Scheduler Design

Design of RT-XEN 2.x

[We focus on explaining the design of the global EDF/RM schedulers. As to the design of partitioned schedulers, the difference is that each CPU has a RunQ and each CPU only pick VCPUs from its RunQ. The other logics are the same.]

RT-Xen 2.x uses a global RunQ to hold all VCPUs scheduled by the real-time global EDF/RM schedulers.  This RunQ has two parts: the first part has VCPUs with budget sorted by priority; the second part has VCPUs without budget. This RunQ is protected by a spin-lock. Whenever a cpu tries to insert/delete a VCPU from this RunQ, it has to first grab this global RunQ lock. 

How does the scheduler works in general?

Each CPU will call rt_schedule() function every 1ms. This rt_schedule() function does the following things in sequence:

    1) Burn the budget of the current running task on this CPU;

    2) Replenish the budget of all VCPUs in the RunQ; If a VCPU does not need to replenish its budget yet (because its next period has not start), we just skip this VCPU in the budget replenish function.

    3) Pick the highest priority VCPU VP' from RunQ that is feasible on this CPU; If the picked VP'  has higher priority than the current running VCPU VP on this CPU, the scheduler pick the VP' to run on this CPU in the next 1ms and does the context switch between VP' and VP; otherwise,  the scheduler insert VP' back and let the current VP continue running on this CPU in the next 1ms. 

A VCPU has two categories of CPU masks:

    a) CPU mask: the CPU mask this VCPU should run on, which is assigned by using "xl vcpu-pin" command; and 

    b) CPU Pool mask: the CPU mask of the CPU Pool in which the domain of this VCPU is assigned, which is assigned by using "xl cpupool-migrate" command. (If you are not familiar with CPU Pool in Xen, you can just assume VCPUs do not have this CPU Pool mask because this mask marks all CPUs available to each VCPU by default.)

A feasible CPU for a VCPU has its index in the set of {CPU mask & CPU Pool mask}. 

An available CPU for a VCPU is a feasible CPU which is idle or has a lower-priority task running on it now.

What happens when an interrupt is raised?

When an interrupt is raised on a VCPU VP_i, the scheduler will do the following operations in sequence:

    a) Insert this VCPU VP_i into the RunQ and sort the RunQ;

    b) Pick the first VCPU VP_j (highest priority VCPU) in the RunQ; (VP_j may or may not be VP_i.)

    c) Find an feasible CPU to run this highest priority VCPU VP_j.
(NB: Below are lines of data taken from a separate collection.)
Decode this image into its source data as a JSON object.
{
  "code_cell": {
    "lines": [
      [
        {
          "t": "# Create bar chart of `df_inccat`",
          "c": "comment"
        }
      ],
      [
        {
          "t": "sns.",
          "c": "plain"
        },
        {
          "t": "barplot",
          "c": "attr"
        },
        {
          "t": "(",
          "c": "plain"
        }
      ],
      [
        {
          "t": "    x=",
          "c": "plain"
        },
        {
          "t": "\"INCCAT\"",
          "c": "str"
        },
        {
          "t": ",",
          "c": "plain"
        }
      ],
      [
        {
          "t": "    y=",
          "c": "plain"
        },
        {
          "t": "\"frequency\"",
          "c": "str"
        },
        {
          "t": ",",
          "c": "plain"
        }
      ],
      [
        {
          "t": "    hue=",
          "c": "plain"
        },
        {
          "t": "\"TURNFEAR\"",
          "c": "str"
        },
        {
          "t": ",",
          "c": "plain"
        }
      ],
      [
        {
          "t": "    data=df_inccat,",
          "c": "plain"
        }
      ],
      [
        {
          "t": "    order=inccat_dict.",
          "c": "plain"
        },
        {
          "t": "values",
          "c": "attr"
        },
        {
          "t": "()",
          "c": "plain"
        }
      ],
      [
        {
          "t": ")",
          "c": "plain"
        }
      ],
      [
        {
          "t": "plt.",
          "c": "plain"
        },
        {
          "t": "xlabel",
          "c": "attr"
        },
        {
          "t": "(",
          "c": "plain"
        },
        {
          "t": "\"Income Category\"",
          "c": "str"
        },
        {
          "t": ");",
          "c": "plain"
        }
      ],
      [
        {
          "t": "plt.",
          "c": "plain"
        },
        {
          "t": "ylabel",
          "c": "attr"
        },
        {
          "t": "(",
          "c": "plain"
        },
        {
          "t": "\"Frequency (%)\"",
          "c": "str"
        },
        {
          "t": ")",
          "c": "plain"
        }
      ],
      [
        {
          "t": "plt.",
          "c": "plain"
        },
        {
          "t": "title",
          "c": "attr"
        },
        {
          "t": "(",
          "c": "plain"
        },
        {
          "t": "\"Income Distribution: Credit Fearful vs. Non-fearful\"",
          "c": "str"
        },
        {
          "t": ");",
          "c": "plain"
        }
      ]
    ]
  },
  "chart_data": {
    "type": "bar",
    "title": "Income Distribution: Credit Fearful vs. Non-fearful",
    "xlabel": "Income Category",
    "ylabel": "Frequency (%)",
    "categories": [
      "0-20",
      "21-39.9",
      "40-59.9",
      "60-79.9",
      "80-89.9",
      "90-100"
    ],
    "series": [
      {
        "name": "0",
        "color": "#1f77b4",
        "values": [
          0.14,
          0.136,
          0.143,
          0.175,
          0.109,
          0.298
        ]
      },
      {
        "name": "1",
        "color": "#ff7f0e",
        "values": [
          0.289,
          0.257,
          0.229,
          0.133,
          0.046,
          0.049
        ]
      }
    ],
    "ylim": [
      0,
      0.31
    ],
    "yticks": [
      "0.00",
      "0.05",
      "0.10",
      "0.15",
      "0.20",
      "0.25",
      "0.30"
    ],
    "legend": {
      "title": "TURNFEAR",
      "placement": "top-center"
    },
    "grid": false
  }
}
If several CPUs are available, the preference is as follows: Idle CPU where this VP_j was running > Idle CPU where this VP_j was not running > CPU where a lower priority VCPU is running.

Design of RT-XEN 1.x

We assume that every guest OS is equipped with one virtual CPU (VCPU), and are all pinned on one specific physical CPU (PCPU). In DS, PES, and POS, each VCPU has three parameters: budget, period, and priority. SS requires each VCPU to record two more parameters: status, and the total amount of budget consumed since the last execution.

Every PCPU is equipped with three queues: a Run Queue (RunQ), a Ready Queue (RdyQ), and a Replenishment Queue (RepQ). The RunQ and RdyQ are used to store active VCPUs (the guest OS is not paused). The RunQ holds VCPUs that have tasks to run (regardless of budget), sorted according to priority. Every time do_schedule is triggered, it inserts the currently running VCPU back into the RunQ or RdyQ, then picks the highest priority VCPU with a positive budget from the RunQ, and runs it for one quantum (we choose the quantum to be 1 ms). The RdyQ holds VCPUs that have no task to run, but may still have budgets. It is used for PES, e.g, when a VCPU A goes to the RdyQ and still has budget, if the current running VCPU has lower priority than A, A's budget needs to be consumed as well.

The RepQ stores replenishment information for all the VCPUs on the specific PCPU. Every element in RepQ contains three parameters: the VCPU to replenish, the replenishment time, and the replenishment amount. At each scheduling quantum, the RepQ is checked and any current replenishment is performed. If the VCPU replenished has higher priority than the current running one, an interrupt is also raised to trigger the do_schedule function which performs the context switch. For DS, PES, and POS, the RepQ is independent of the VCPU's actual execution: every VCPU receives a replenishment with a fixed period. For SS, insertion into the RepQ is dynamically decided by the status of the VCPU.